Cobranças abusivas e infarto ao telefone
 
Nem tudo é amigável nessa relação entre instituição e consumidor. Muitas vezes, o consumidor pode perder alguma coisa em ações de busca e apreensão e penhora de bens, bloqueios de contas e até do passaporte, conta Dalcin.

Mesmo antes dessas medidas, as cobranças podem ser abusivas, com dezenas de ligações por dia e até terror psicológico.

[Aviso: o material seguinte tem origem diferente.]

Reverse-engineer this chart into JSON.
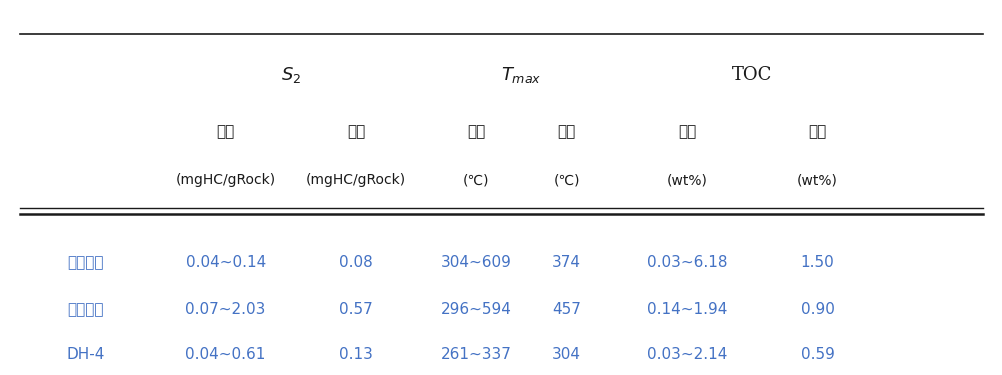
{
  "subheaders": [
    "범위",
    "평균",
    "범위",
    "평균",
    "범위",
    "평균"
  ],
  "units": [
    "(mgHC/gRock)",
    "(mgHC/gRock)",
    "(℃)",
    "(℃)",
    "(wt%)",
    "(wt%)"
  ],
  "row_labels": [
    "경상분지",
    "해남분지",
    "DH-4"
  ],
  "rows": [
    [
      "0.04~0.14",
      "0.08",
      "304~609",
      "374",
      "0.03~6.18",
      "1.50"
    ],
    [
      "0.07~2.03",
      "0.57",
      "296~594",
      "457",
      "0.14~1.94",
      "0.90"
    ],
    [
      "0.04~0.61",
      "0.13",
      "261~337",
      "304",
      "0.03~2.14",
      "0.59"
    ]
  ],
  "text_color": "#4472c4",
  "header_color": "#1a1a1a",
  "line_color": "#1a1a1a",
  "bg_color": "#ffffff",
  "fontsize_data": 11,
  "fontsize_header": 11,
  "fontsize_group": 12,
  "fontsize_unit": 10
}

"Tive um cliente que sofreu um infarto por causa de ligação de banco. Ele recebia muitas chamadas por dia. Numa delas, o atendente falou assim: "você é um picareta porque você tem dinheiro para comprar roupa para sua filha na C&A e na Marisa, mas não paga o banco. E eles têm todo o seu histórico de compras. O cliente enfartou na hora. Depois processou e ganhou uma indenização de R$ 30 mil, mas a vida dele não vale só isso", conta o advogado.

Como sair dessa situação

O primeiro passo para conseguir ajuda é levantar todos os documentos em relação às dívidas, como contas atrasadas ou contratos de financiamento, empréstimo e cartão.

Se você não sabe quanto pagou ou quais juros incidem sobre sua dívida, você pode pedir uma prestação de contas para o credor. Segundo o advogado, a instituição precisa fornecer os comprovantes para o consumidor e, inclusive, explicar como aquela dívida aumentou ao longo dos anos.

Com as informações em mãos, um advogado especializado ou o Procon podem orientar a negociação.
Se você conseguir um bom acordo e quitar os débitos, a instituição tem até cinco dias para limpar seu nome e tirá-lo dos órgãos de restrição de crédito.